Irena Sendler
(Polen)
Als der Zweite Weltkrieg ausbrach, war Irena Sendler eine neunundzwanzigjährige Sozialarbeiterin, angestellt bei der Wohlfahrtsabteilung der Stadt Warschau. Auch nach der Besetzung durch die Deutschen kümmerte sich die Abteilung um eine große Anzahl armer, aus ihren Wohnungen vertriebener Menschen in der Stadt. Irena Sendler nutzte ihre Position aus, um den Juden zu helfen. Als das Ghetto im November 1940 abgeriegelt wurde, war dies jedoch praktisch nicht mehr möglich. Nahezu 400.000 Menschen waren in das kleine Gebiet getrieben worden, das dem Ghetto zugewiesen worden war, und ihre Situation verschlechterte sich zusehends. Die schlechten hygienischen Bedingungen in dem übervölkerten Ghetto sowie der Mangel an Nahrung und medizinischer Versorgung führte zu Epidemien und hohen Sterberaten. Irena Sendler ersann unter großer persönlicher Gefahr Wege, ins Ghetto zu gelangen und den sterbenden Juden zu helfen. Sie schaffte es, von der Stadt Warschau eine Genehmigung zu erhalten, das Ghetto zu betreten, um die sanitären Verhältnisse zu inspizieren. Sie half, Juden aus dem Ghetto auf die „arische“ Seite hinauszuschmuggeln und Verstecke für sie zu organsieren.
Mit Gründung des Rates für die Unterstützung der Juden (Żegota) wurde Irena Sendler eine von dessen Haupt-Aktivistinnen.
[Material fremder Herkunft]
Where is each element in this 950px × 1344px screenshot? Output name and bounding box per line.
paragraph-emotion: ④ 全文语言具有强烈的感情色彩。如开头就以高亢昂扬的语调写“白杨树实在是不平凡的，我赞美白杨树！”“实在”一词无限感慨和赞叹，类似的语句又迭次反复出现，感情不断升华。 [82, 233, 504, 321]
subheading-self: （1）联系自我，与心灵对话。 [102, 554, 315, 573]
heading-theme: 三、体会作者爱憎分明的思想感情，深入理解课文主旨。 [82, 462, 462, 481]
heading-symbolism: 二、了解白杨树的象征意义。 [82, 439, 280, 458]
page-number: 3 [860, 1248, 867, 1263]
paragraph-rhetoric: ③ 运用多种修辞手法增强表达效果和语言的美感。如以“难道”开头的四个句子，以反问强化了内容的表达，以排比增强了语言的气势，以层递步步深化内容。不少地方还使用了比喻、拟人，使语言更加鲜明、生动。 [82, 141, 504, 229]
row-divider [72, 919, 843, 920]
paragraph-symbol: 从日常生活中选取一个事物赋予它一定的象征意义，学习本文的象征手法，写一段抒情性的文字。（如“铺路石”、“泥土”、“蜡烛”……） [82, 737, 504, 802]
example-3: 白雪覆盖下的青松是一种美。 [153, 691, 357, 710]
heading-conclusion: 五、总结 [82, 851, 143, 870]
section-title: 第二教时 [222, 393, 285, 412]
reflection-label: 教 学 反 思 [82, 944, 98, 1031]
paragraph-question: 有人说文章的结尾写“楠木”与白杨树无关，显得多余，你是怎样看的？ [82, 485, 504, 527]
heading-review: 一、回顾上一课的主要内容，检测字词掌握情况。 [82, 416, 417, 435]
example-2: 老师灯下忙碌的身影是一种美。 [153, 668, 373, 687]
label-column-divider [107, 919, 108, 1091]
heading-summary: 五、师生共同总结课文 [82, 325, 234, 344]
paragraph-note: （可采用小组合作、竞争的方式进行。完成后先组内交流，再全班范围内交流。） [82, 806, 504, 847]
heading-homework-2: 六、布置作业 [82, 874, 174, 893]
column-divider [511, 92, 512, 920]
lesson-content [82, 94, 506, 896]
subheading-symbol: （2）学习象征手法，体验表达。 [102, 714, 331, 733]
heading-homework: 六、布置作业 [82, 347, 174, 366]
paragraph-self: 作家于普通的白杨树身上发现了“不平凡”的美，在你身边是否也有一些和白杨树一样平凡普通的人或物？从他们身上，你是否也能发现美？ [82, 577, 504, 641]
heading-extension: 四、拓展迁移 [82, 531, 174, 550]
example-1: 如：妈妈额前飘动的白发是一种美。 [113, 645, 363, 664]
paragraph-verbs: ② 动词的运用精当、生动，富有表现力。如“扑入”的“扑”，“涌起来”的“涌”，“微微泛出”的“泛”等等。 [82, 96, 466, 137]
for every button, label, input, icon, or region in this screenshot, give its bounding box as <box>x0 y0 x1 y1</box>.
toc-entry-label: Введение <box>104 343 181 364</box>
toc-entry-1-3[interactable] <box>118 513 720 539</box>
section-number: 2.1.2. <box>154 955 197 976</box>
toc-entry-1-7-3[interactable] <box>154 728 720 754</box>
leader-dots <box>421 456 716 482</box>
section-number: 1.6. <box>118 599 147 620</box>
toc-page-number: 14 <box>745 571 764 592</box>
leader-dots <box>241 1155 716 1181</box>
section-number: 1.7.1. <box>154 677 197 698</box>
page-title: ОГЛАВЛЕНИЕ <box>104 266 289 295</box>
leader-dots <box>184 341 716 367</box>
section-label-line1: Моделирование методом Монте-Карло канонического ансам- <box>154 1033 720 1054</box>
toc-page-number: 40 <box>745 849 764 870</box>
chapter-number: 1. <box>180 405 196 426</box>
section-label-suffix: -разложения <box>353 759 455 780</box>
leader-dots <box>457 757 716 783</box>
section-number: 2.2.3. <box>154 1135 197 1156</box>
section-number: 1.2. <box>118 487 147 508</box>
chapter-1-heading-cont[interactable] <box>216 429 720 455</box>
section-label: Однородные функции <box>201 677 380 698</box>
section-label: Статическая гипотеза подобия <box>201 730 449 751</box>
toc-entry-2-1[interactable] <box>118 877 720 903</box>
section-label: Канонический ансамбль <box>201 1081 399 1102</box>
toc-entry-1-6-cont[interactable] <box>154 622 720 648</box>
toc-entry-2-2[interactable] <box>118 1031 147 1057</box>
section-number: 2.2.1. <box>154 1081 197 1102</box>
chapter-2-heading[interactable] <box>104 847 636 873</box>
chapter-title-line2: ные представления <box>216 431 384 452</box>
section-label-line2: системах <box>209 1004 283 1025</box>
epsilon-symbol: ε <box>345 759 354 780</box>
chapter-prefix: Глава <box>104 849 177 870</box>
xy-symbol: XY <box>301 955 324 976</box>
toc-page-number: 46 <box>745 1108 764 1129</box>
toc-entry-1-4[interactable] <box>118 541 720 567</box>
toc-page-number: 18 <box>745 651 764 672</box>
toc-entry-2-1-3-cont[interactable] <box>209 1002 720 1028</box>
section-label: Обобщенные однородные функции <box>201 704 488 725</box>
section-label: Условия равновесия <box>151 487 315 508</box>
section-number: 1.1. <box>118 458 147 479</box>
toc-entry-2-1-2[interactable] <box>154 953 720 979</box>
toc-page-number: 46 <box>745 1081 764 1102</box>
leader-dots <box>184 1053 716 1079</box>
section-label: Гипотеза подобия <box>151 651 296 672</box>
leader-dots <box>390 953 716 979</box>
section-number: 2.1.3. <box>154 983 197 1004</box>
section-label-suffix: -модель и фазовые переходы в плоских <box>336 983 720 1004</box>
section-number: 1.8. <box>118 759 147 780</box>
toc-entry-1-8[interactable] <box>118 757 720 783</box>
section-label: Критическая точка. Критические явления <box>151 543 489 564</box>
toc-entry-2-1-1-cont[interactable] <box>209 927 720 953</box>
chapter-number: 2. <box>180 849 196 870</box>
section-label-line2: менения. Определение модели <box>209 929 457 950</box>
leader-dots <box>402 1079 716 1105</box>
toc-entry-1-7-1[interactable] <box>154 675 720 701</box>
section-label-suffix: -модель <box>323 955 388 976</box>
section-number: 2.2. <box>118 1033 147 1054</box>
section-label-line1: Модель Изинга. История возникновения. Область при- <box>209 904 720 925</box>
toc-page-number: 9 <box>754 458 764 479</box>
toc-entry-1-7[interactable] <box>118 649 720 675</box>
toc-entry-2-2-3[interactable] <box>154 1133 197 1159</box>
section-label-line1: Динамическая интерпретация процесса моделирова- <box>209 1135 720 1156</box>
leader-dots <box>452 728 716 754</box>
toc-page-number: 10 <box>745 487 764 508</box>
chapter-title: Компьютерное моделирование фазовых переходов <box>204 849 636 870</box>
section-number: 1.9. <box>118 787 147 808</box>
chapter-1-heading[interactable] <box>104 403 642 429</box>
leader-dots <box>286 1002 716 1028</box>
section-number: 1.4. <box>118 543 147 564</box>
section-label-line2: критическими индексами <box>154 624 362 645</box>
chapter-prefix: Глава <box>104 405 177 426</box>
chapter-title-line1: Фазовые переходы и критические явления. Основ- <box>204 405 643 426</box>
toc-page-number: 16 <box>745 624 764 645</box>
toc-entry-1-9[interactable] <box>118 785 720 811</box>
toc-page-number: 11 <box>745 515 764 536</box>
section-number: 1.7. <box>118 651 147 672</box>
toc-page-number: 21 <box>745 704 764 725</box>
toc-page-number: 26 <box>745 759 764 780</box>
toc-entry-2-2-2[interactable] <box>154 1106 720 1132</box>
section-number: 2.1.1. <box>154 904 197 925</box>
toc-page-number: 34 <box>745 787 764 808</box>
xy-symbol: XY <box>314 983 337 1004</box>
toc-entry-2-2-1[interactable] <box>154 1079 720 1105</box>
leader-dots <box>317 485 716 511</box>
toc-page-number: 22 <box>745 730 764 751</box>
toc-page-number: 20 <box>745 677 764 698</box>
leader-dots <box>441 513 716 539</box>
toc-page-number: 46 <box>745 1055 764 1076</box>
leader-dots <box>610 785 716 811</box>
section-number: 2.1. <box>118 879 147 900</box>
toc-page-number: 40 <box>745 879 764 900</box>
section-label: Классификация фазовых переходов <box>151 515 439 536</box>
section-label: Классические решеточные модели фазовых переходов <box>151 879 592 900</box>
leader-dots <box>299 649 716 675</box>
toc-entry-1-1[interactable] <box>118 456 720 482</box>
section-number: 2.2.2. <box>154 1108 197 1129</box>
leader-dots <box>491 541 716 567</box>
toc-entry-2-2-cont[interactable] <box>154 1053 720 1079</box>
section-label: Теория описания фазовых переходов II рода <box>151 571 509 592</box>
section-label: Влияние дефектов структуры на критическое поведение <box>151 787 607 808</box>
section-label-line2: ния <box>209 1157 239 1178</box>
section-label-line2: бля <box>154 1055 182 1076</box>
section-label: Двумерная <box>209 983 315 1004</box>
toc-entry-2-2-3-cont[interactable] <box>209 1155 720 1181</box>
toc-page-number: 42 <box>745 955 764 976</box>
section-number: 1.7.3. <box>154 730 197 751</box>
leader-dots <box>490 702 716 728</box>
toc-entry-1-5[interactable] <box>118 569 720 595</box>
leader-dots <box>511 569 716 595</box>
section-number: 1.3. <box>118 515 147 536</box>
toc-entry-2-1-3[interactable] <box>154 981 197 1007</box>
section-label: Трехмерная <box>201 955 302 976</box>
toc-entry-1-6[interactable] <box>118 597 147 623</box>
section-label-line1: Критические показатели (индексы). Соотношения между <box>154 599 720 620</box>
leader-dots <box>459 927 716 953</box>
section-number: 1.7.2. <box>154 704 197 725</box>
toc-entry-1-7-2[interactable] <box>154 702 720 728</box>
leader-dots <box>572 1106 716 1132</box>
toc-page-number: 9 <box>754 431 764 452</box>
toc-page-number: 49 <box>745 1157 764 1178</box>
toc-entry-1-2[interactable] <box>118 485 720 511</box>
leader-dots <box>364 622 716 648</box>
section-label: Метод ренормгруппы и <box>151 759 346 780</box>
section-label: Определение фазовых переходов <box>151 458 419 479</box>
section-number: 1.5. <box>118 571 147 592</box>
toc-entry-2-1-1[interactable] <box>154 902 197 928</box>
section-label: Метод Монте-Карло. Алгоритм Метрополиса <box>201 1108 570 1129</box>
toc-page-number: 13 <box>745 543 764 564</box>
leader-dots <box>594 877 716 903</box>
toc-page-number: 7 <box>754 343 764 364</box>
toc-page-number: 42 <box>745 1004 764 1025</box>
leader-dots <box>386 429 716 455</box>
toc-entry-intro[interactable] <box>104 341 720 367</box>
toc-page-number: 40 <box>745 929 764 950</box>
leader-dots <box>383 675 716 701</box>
Der Rat wurde im Herbst 1942 eingerichtet, nachdem 280.000 Juden von Warschau nach Treblinka deportiert worden waren. Als er gegen Ende des Jahres zu arbeiten begann, waren die meisten Juden Warschaus bereits ermordet worden. Aber der Rat spielte eine entscheidende Rolle bei der Rettung einer großen Anzahl von Juden, die die Massendeportationen überlebt hatten. Die Organisation kümmerte sich um Tausende von Juden, die versuchten, im Versteck zu überleben, indem sie Zufluchtsorte suchte und für Nahrung und medizinische Versorgung aufkam.
Im September 1943, vier Monate nach der totalen Zerstörung des Ghettos Warschau, wurde Sendler zur Leiterin der Abteilung für die Versorgung jüdischer Kinder der Żegota ernannt. Sendler, deren Deckname „Jolanta“ war, nutzte ihre Kontakte zu Waisenhäusern und Einrichtungen für verlassene Kinder aus, um jüdische Kinder dorthin zu schicken. Viele der Kinder wurden ins Waisenhaus „Rodzina Marii“ in Warschau geschickt sowie in religiöse, von Nonnen geleitete Einrichtungen im nahegelegenen Chomotow und in Turkowice bei Lublin. Die genaue Anzahl der von Sendler und ihren Mitarbeitern geretteten Kinder ist unbekannt.
Am 20. Oktober 1943 wurde Irena Sendler festgenommen. Es gelang ihr, Belastungsmaterial wie z.B. die codierten Adressen der Kinder, um die sich die Żegota kümmerte, und große Summen Geldes zur Bezahlung derjenigen, die den Juden halfen, zu verstecken. Sie wurde zum Tode verurteilt und in das berüchtigte Pawiak-Gefängnis gesteckt, doch es gelang Untergrundaktivisten, Beamte zu bestechen, um sie freizubekommen. Die Erfahrung, unmittelbar vom Tod bedroht gewesen zu sein, schreckte sie nicht davon ab, ihre Tätigkeit fortzusetzen. Nach ihrer Freilassung im Februar 1944 setzte Irena Sendler ihre Aktivitäten im Untergrund fort, obwohl sie wusste, dass die Behörden ein Auge auf sie hatten. Schließlich musste sie untertauchen. Das Leben im Untergrund machte es ihr unmöglich, an der Beerdigung ihrer eigenen Mutter teilzunehmen.
Am 19. Oktober 1965 wurde Irena Sendler von Yad Vashem als Gerechte unter den Völkern anerkannt. Der Baum, der zu ihren Ehren gepflanzt wurde, steht am Eingang der Allee der Gerechten.